Легкое волнение пробежало по шеренге приговоренных к расстрелу. Кое-кто заколебался, но вперед не вышел никто. Выйти — значит обрести позор в глазах товарищей (которых через минуту все равно не будет). Их не так воспитали, это неприемлемо…
В этот момент взгляд Несмелова зафиксировался на Алексее. Макаров не ошибся — несостоявшийся комендант советского гарнизона смотрел именно на него. Тень пробежала по лицу Несмелова. Он шевельнулся, сглотнул, как-то нервно передернул плечами. Стали шире глаза-щелки. Он узнал капитана контрразведки! Почти невероятно, но так оно и было! Алексей почувствовал, как краска отливает от лица. Он кивнул, незаметно для окружающих, но понятно для коменданта. Несмелов, помедлив, тоже кивнул. Ясно, что «смершевец» не трус, не предатель, скрывается, как может…
— Фойер! — гавкнул унтер-офицер. Шквал огня обрушился на горстку красноармейцев, и они падали, отброшенные к стене. Раненых добивали, избавляя от мучений. Несколько секунд — и пятнадцать душ, сбросив телесные оболочки, устремились к небесам…
Люди пятились, кто-то судорожно крестился. Надрывно плакал ребенок. Автоматчики невозмутимо брали «МР-40» на ремень. Капитан вермахта стоял лицом к толпе, глаза лихорадочно бегали по лицам. У этого демона были хорошо развиты наблюдательность с интуицией! Алексей невольно попятился, глазки офицера пробежали мимо него. Потом вернулись, остановившись… Брови офицера взлетели, как рука в нацистском приветствии. Он еще колебался, испытывал неуверенность… Алексей продолжал пятиться за чью-то спину. Он тоже узнал этого гауптмана. Офицер командовал группой, штурмовавшей дом, где засели оперативники «Смерша». Возможно, с огорода и разглядел лицо убежавшего контрразведчика, зафиксировал в памяти…

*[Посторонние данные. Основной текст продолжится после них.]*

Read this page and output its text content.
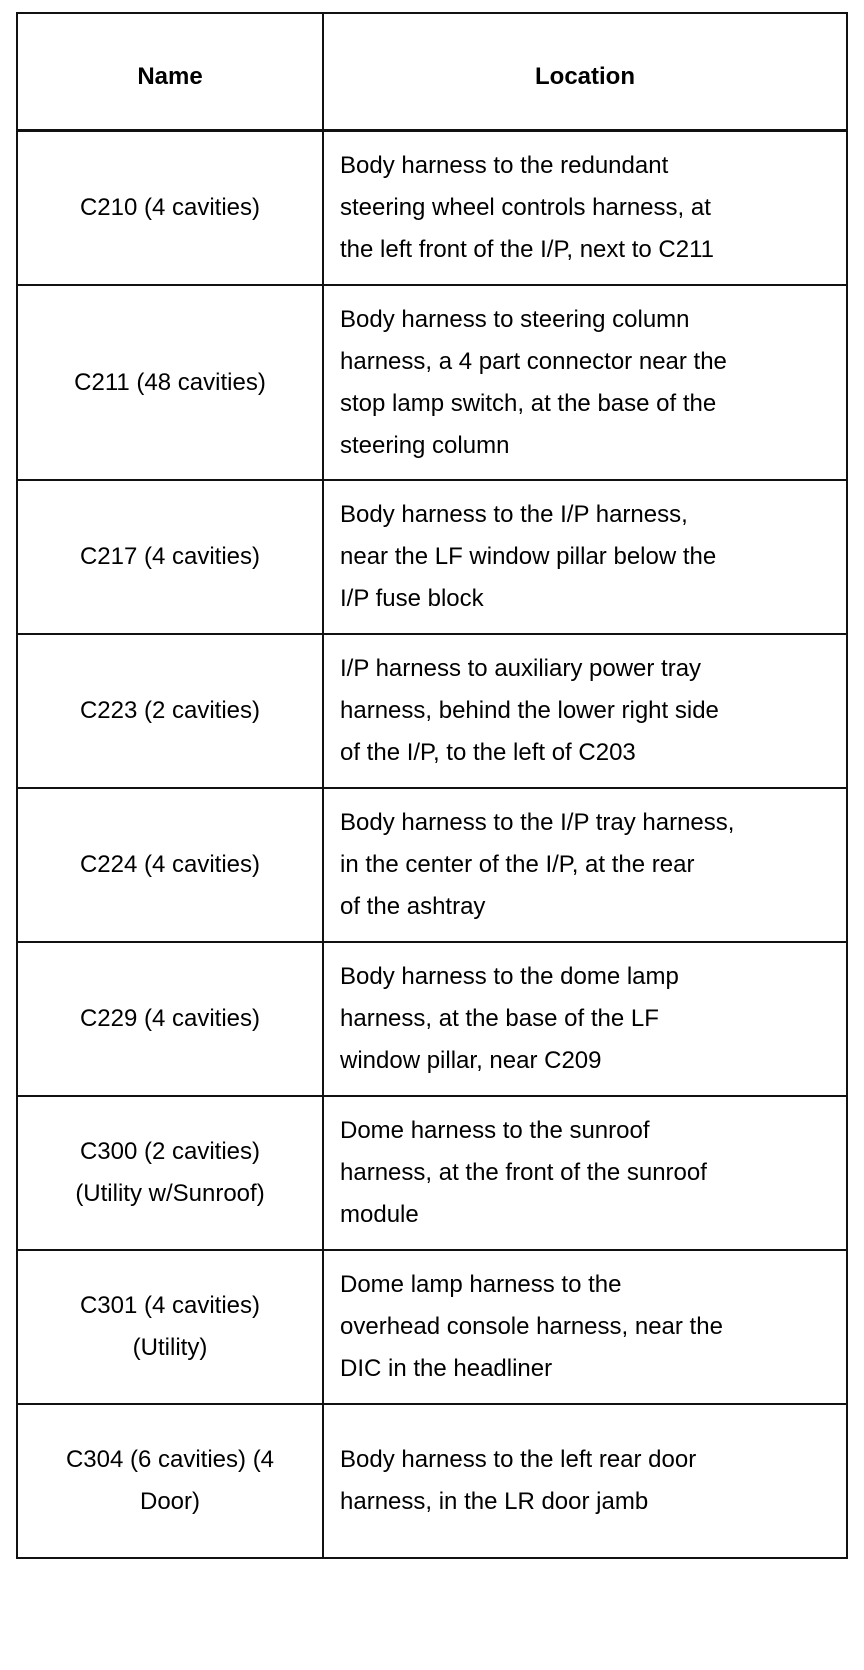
Name	Location

C210 (4 cavities)	Body harness to the redundant
steering wheel controls harness, at
the left front of the I/P, next to C211

C211 (48 cavities)	Body harness to steering column
harness, a 4 part connector near the
stop lamp switch, at the base of the
steering column

C217 (4 cavities)	Body harness to the I/P harness,
near the LF window pillar below the
I/P fuse block

C223 (2 cavities)	I/P harness to auxiliary power tray
harness, behind the lower right side
of the I/P, to the left of C203

C224 (4 cavities)	Body harness to the I/P tray harness,
in the center of the I/P, at the rear
of the ashtray

C229 (4 cavities)	Body harness to the dome lamp
harness, at the base of the LF
window pillar, near C209

C300 (2 cavities)
(Utility w/Sunroof)	Dome harness to the sunroof
harness, at the front of the sunroof
module

C301 (4 cavities)
(Utility)	Dome lamp harness to the
overhead console harness, near the
DIC in the headliner

C304 (6 cavities) (4
Door)	Body harness to the left rear door
harness, in the LR door jamb
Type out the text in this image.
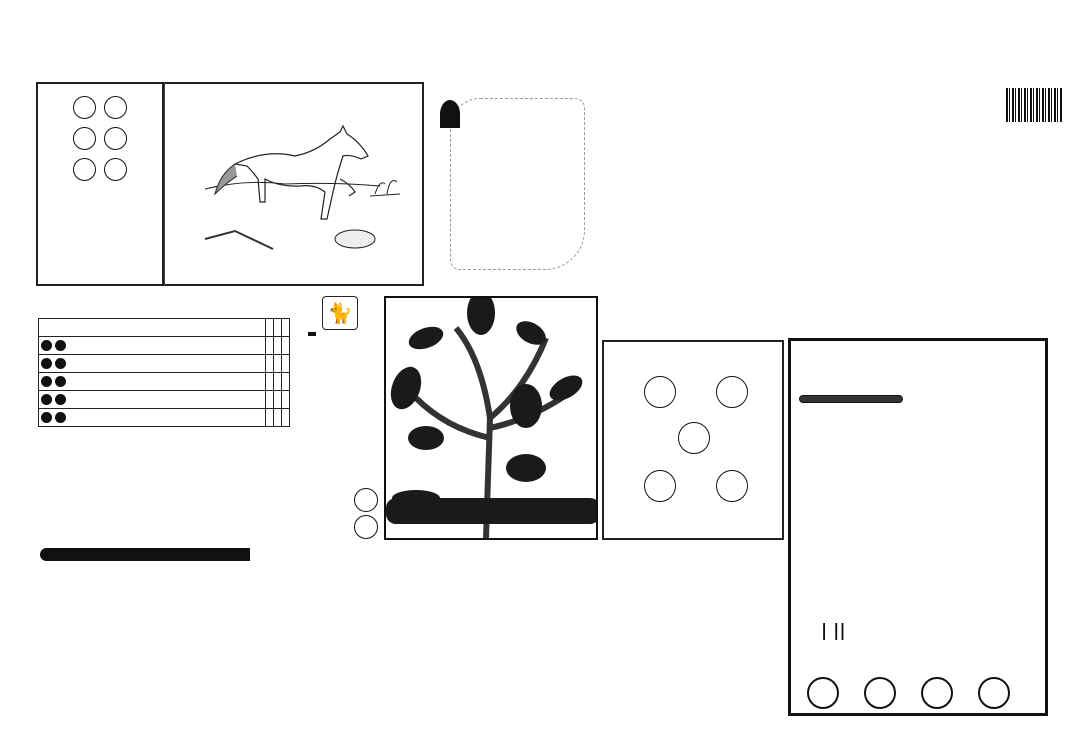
🐈
| ||
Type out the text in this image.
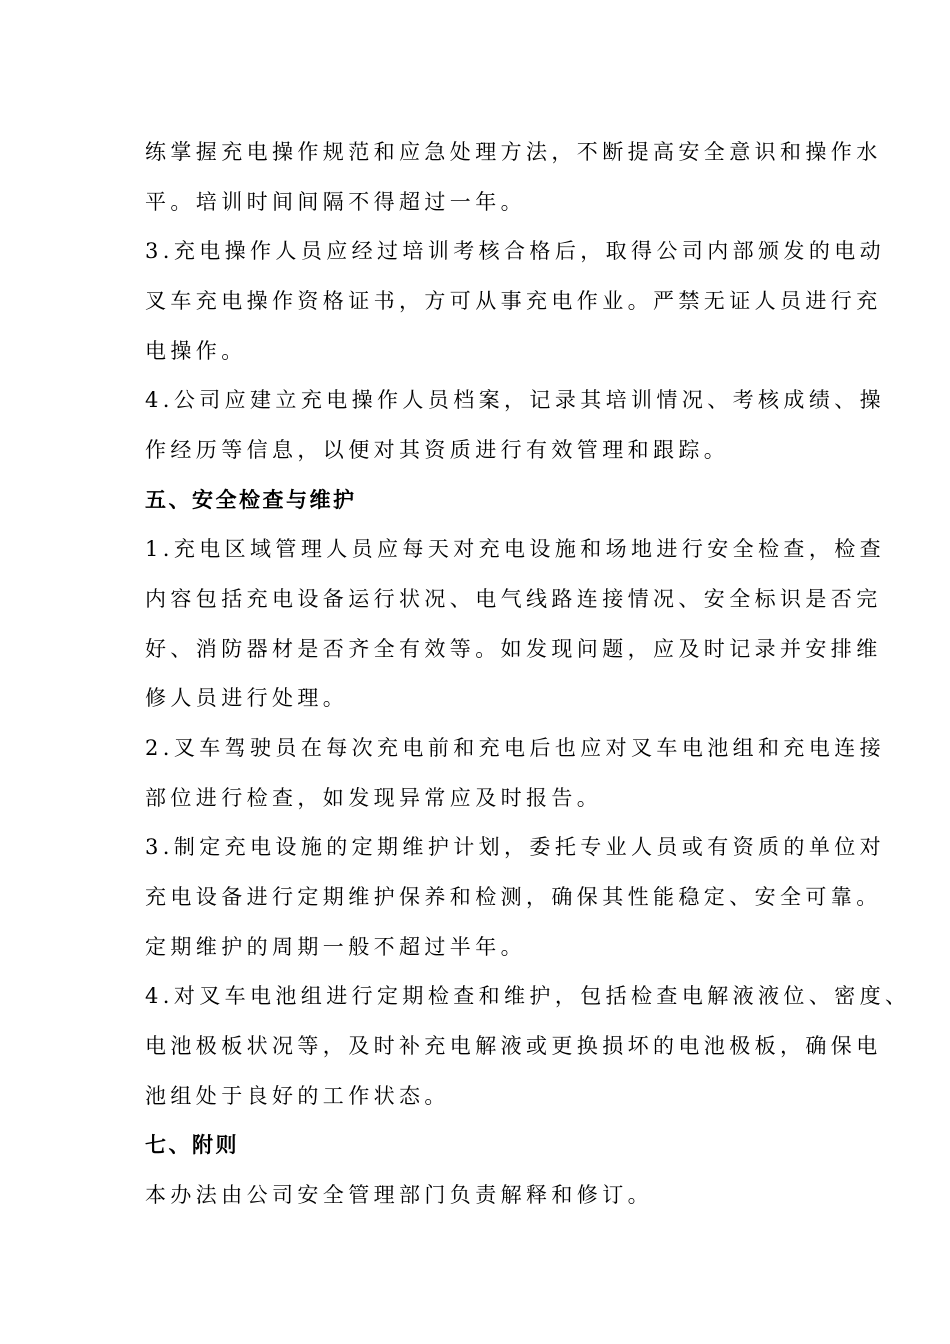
练掌握充电操作规范和应急处理方法，不断提高安全意识和操作水
平。培训时间间隔不得超过一年。
3.充电操作人员应经过培训考核合格后，取得公司内部颁发的电动
叉车充电操作资格证书，方可从事充电作业。严禁无证人员进行充
电操作。
4.公司应建立充电操作人员档案，记录其培训情况、考核成绩、操
作经历等信息，以便对其资质进行有效管理和跟踪。
五、安全检查与维护
1.充电区域管理人员应每天对充电设施和场地进行安全检查，检查
内容包括充电设备运行状况、电气线路连接情况、安全标识是否完
好、消防器材是否齐全有效等。如发现问题，应及时记录并安排维
修人员进行处理。
2.叉车驾驶员在每次充电前和充电后也应对叉车电池组和充电连接
部位进行检查，如发现异常应及时报告。
3.制定充电设施的定期维护计划，委托专业人员或有资质的单位对
充电设备进行定期维护保养和检测，确保其性能稳定、安全可靠。
定期维护的周期一般不超过半年。
4.对叉车电池组进行定期检查和维护，包括检查电解液液位、密度、
电池极板状况等，及时补充电解液或更换损坏的电池极板，确保电
池组处于良好的工作状态。
七、附则
本办法由公司安全管理部门负责解释和修订。
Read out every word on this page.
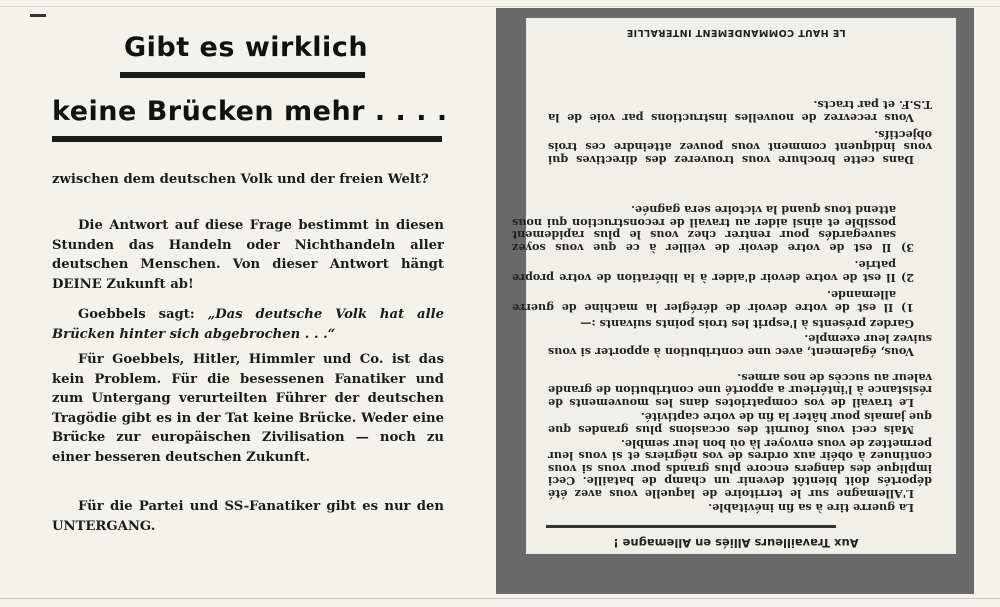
Gibt es wirklich
keine Brücken mehr . . . .
zwischen dem deutschen Volk und der freien Welt?
Die Antwort auf diese Frage bestimmt in diesen Stunden das Handeln oder Nichthandeln aller deutschen Menschen. Von dieser Antwort hängt DEINE Zukunft ab!
Goebbels sagt: „Das deutsche Volk hat alle Brücken hinter sich abgebrochen . . .“
Für Goebbels, Hitler, Himmler und Co. ist das kein Problem. Für die besessenen Fanatiker und zum Untergang verurteilten Führer der deutschen Tragödie gibt es in der Tat keine Brücke. Weder eine Brücke zur europäischen Zivilisation — noch zu einer besseren deutschen Zukunft.
Für die Partei und SS-Fanatiker gibt es nur den UNTERGANG.
Aux Travailleurs Alliés en Allemagne !
La guerre tire à sa fin inévitable.
L'Allemagne sur le territoire de laquelle vous avez été déportés doit bientôt devenir un champ de bataille. Ceci implique des dangers encore plus grands pour vous si vous continuez à obéir aux ordres de vos négriers et si vous leur permettez de vous envoyer là où bon leur semble.
Mais ceci vous fournit des occasions plus grandes que que jamais pour hâter la fin de votre captivité.
Le travail de vos compatriotes dans les mouvements de résistance à l'intérieur a apporté une contribution de grande valeur au succès de nos armes.
Vous, également, avec une contribution à apporter si vous suivez leur exemple.
Gardez présents à l'esprit les trois points suivants :—
1) Il est de votre devoir de dérégler la machine de guerre allemande.
2) Il est de votre devoir d'aider à la libération de votre propre patrie.
3) Il est de votre devoir de veiller à ce que vous soyez sauvegardés pour rentrer chez vous le plus rapidement possible et ainsi aider au travail de reconstruction qui nous attend tous quand la victoire sera gagnée.
Dans cette brochure vous trouverez des directives qui vous indiquent comment vous pouvez atteindre ces trois objectifs.
Vous recevrez de nouvelles instructions par voie de la T.S.F. et par tracts.
LE HAUT COMMANDEMENT INTERALLIE
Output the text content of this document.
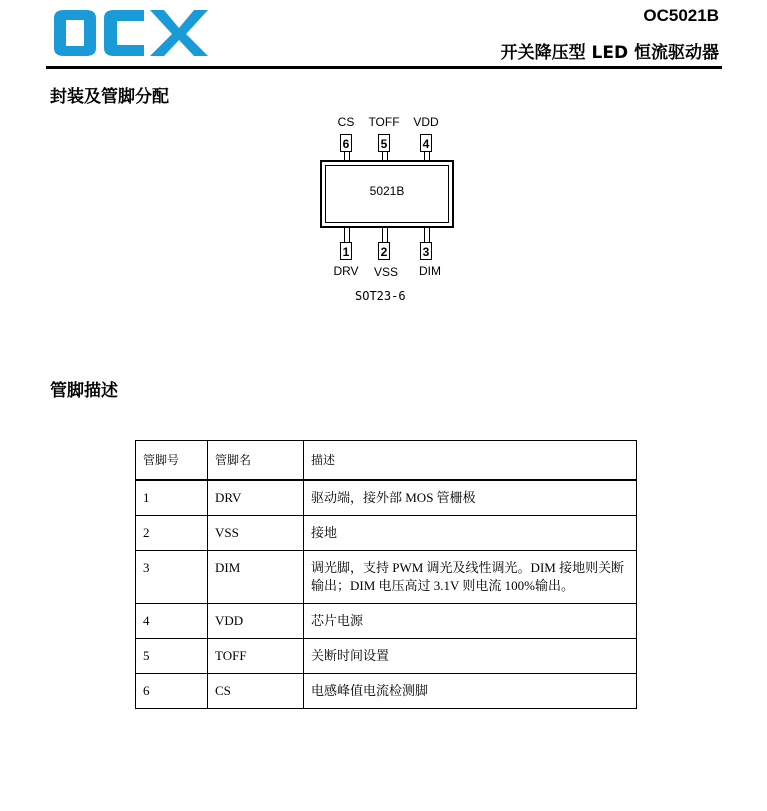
OC5021B
开关降压型 LED 恒流驱动器
封装及管脚分配
CS	TOFF	VDD
6	5	4
5021B
1	2	3
DRV	VSS	DIM
SOT23-6
管脚描述
管脚号	管脚名	描述
1	DRV	驱动端，接外部 MOS 管栅极
2	VSS	接地
3	DIM	调光脚，支持 PWM 调光及线性调光。DIM 接地则关断输出；DIM 电压高过 3.1V 则电流 100%输出。
4	VDD	芯片电源
5	TOFF	关断时间设置
6	CS	电感峰值电流检测脚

Алексей оступился, невольно толкнул кого-то. И еще один взгляд, совсем рядом! Женщина смотрела весьма странно, предвзято, именно на него, а не на кого-то другого, словно знала, кто он такой. Он уже встречался вчера с этим взглядом на этой же площади. Дама та же самая — невысокая, в платочке, с тонким скуластым лицом. Только обстоятельства при этом были другие! Вчера он не должен был куда-то бежать, спасаться… На женские взгляды он плевать хотел! Люди смыкались, заслоняли его от глазастого офицера. Женщина в платочке осталась где-то сбоку, она не собиралась его задерживать. Сердце колотилось. Толпа пришла в движение, волнение немцев передавалось людям. «Никому не уходить с площади! — надрывался тем временем «тушканчик». — Всякий, кто попытается уйти, будет расстрелян!» Кто-то для острастки пальнул в воздух. Люди закричали, начинали метаться.
Алексей уже не хромал, стащил с носа очки, растоптал их, выбрался из толпы и припустил к бывшему зданию милиции, за которым находился нужный переулок. Дерево, поваленное взрывом, разбитое крыльцо… Из переулка выбежали двое с погонами ефрейторов, они вертели головами, передергивали затворы.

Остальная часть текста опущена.